The Home Front: Colorado ski resort will pay local landlords to house seasonal workers

Steamboat Today has the latest dispatch from the front lines of Colorado’s affordable housing crisis: A ski resort offering cash incentives for local landlords to house chairlift operators. “The resort is hoping a new cash incentive will help it find homes for up to 50 of its seasonal workers who are stuck on a waitlist in a very tough housing market where rents have exploded,” the paper reports. “The ski area announced this week it will pay an additional $200 a month to qualifying landlords who can house a ski area employee for under $500 a month.Landlords would receive the $200 monthly incentive for each ski area employee it houses.”

Meanwhile, The Pueblo Chieftain pegged Veterans Day to a story about housing veterans. “In 2009, the federal government set a goal to end veterans homelessness in five years. While that deadline has passed, additional housing programs have reached veterans across the region,” the paper reports.
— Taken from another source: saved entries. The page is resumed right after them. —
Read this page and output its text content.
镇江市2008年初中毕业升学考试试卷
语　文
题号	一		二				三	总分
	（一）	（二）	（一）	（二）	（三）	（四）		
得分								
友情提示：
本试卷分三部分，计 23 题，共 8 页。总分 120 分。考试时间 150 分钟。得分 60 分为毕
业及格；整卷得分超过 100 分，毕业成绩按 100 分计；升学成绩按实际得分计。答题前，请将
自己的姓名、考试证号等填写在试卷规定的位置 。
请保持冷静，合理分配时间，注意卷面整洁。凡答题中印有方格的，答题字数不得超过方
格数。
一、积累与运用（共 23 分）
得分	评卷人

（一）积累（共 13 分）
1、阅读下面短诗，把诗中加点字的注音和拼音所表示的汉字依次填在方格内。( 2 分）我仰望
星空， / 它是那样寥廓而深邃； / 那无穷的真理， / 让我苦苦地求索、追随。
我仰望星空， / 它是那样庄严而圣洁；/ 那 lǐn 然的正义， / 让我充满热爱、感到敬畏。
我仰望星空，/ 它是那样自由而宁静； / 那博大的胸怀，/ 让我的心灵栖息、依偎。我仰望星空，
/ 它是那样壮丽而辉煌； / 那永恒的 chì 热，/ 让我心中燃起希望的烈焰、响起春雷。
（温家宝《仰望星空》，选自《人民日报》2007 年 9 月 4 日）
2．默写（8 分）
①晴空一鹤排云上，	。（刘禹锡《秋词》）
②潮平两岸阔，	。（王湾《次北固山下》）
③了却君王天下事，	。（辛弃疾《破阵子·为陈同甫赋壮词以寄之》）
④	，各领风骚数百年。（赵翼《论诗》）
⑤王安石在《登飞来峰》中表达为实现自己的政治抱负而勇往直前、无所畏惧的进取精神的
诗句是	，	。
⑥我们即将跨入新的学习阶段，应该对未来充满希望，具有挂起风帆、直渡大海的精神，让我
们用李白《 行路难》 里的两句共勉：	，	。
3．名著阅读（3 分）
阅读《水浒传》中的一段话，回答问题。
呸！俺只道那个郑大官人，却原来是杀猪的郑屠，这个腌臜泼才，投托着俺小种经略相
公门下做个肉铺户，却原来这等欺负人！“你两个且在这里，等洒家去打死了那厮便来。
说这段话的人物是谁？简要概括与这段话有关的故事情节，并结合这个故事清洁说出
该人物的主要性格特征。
Local minorities in Fort Collins are shocked and devastated after Donald Trump’s surprise presidential victory, reports The Coloradoan. “This is a country I know and love, and I thought it loved me back,” Maritza, an undocumented immigrant whose Deferred Action for Childhood Arrivals told the paper. “It doesn’t feel good.”

“Trump election gives momentum to secession idea,” reads a headline from a wire report in today’s Greeley Tribune. “YesCalifornia, which is pushing for California to secede and become a separate country, staged a daylong ‘informational session’ Wednesday outside the State Capitol in Sacramento.”

The Grand Junction Daily Sentinel has the story of a local 25-year-old expectant mother who was “killed in a Nov. 6 shooting died when she was shot by her common-law husband, who was firing repeatedly at a gunman outside the couple’s car, investigators believe.”

“Mead Mayor Gary Shields was censured upon the unanimous approval of the Board of Trustees on Thursday night, following an outside investigation that revealed his behavior “crossed the line” and contributed to a “broken” government culture,” reports The Longmont Times-Call.

The Glenwood Springs Post-Independent reports how improvements separate Valley View hospital from other rural hospitals. “Before 2007, if you had a heart attack, the only options for treatment were Denver or Grand Junction,” electrophysiologist and interventional cardiologist Frank Laws told the paper. “Now, you get to Valley View and you’re going to have the vessel open in 35 to 40 minutes. The national standard is 90 minutes, so we take great pride in that statistic.”

La Niña is here and may last through winter, reports The Loveland Reporter-Herald. “This is a weak La Niña and it’s now in place, which could mean that the impacts may not be as strong as a typical La Niña winter. Generally, in a La Niña winter you would expect warmer and drier than average conditions in the southern tier, while the northern tier experiences cooler and wetter conditions.”

The Pueblo Chieftain reports on how a measure to allow pot stores in the city looks like it’s passing. “Question 2B had 23,249 yes votes and 22,681 no votes, according to a count that was released by the Pueblo County Clerk and Recorder’s Office at 5:30 p.m. The result had flipped overnight.”

Weather and its affect on local ski companies beat out a story in The Aspen Times about “more” swastikas found at a housing development on the front page today. “Three more swastikas were discovered, this time on the wall of a bus stop at the Burlingame development, Aspen police Officer Seth DelGrasso told the paper. “The swastikas were drawn in brown chalk and appeared to have been scribbled out with the same color chalk, he said.” The officer said, “They appeared to be childish … They did not appear to be menacing, though the subject content is very offensive. It seems like kids.”

The Denver Post reports how “for nearly 20 years, the life sentence without parole has haunted those who helped put Giselle Gutierrez-Ruiz behind bars for his role as a 17-year-old in an Adams County murder. Jurors, lawyers and the investigators who helped arrest the teenager were stuck on what one person called an injustice that made him physically sick. Even the widow of his victim strained as she thought about the young man whose life was lost to a mistake he made before he was really given a chance to live. On Thursday, they all came together in a courtroom to petition for Gutierrez-Ruiz’s early release. Nineteen years and 19 days were more than plenty, they said, and the then-teenager from Mexico should be freed.”

A 113-year-old church in Manitou Springs might close, The Gazette reports.